I “passi felpati” verso la nuova diocesi sembrano aver preso un ritmo veloce. E’ già stato proposto a tutte le parrocchie uno scheletro di organigramma e una traccia di riferimento al Convegno Nazionale italiano di Verona del 2006. Qualcuno prevede pochi mesi per iniziare la nuova diocesi, che dovrà nascere. Ma sarà davvero così? È incerto. E’ certo invece che Roma non ha imposto né tempi né modi dell’unione.
Credo sia saggio lasciare al parto futuro un tempo conveniente. Altrimenti, come dice il proverbio, “la gatta con la fretta partorisce gattini orbi”. D’altra parte, se guardiamo all’inizio del processo, non è noto su quale precisa diagnosi il papa Francesco ci ha chiesto una nuova diocesi Modena-Carpi. Su questo punto anche localmente non si sono uditi ragionamenti approfonditi, salvo il riferimento ovvio alla cessazione inattesa dell’episcopato di monsignor Francesco Cavina, un elemento che sicuramente ha avuto del peso.
Ci troviamo di fronte a un’innovazione pastorale importante. Per questo è necessario prendere il tempo necessario. Questo vale senz’altro per un punto per me capitale.

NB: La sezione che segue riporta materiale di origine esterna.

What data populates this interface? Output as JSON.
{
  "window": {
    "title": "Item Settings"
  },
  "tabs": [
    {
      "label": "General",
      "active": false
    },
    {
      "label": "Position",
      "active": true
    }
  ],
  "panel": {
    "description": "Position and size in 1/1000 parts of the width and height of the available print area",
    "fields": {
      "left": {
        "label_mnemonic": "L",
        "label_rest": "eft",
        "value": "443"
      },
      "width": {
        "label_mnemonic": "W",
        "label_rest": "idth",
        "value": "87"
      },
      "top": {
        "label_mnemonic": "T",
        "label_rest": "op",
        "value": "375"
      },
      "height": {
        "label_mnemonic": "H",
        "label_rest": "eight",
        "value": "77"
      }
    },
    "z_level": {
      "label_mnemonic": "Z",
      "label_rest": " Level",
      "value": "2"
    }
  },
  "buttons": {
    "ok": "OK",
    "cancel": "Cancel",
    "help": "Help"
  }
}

Va messo in primo piano l’apporto dei preti, dei parroci, dei preti di base in genere. Deve giungere da tutti noi preti un contributo di pensiero, di proposte, di disponibilità a fare spazio agli altri presbiteri e alle novità. Su questo punto secondo me c’è ancora parecchio da fare, per non avviare la nuova diocesi con un processo affrettato. Anche per questo capitale motivo dico che nel clero dobbiamo conoscerci e confrontarci maggiormente. Siamo un corpo variegato come mai prima. Siamo carpigiani, modenesi, non nativi italiani, religiosi provenienti da diverse congregazioni. Dobbiamo confrontare le conoscenze e amalgamare le aspettative. Solo così le molte farine lieviteranno in un’unica pasta. Occorre certo buona volontà, ma anche tempo. Due anni potranno bastare? Potrà bastare un metodo fai da te e la buona volontà, che si suppone sia sempre presente, oppure sarà bene operare con una certa professionalità e adeguati supporti?
D’altra parte l’esperienza mostra che schemi teologici più o meno sinodali e schemi di ristrutturazione più o meno aziendali non danno grandi risultati. La guerra la vince chi ha i piedi sul terreno.
Quello che vale per i preti non vale meno per laici.
Il processo nel quale siamo coinvolti ha sicuramente anche un lato trascendente, che si riferisce all’opera dello Spirito Santo. Non ne ho parlato ora, ma rimane imprescindibile. Ci tornò sopra in un secondo momento.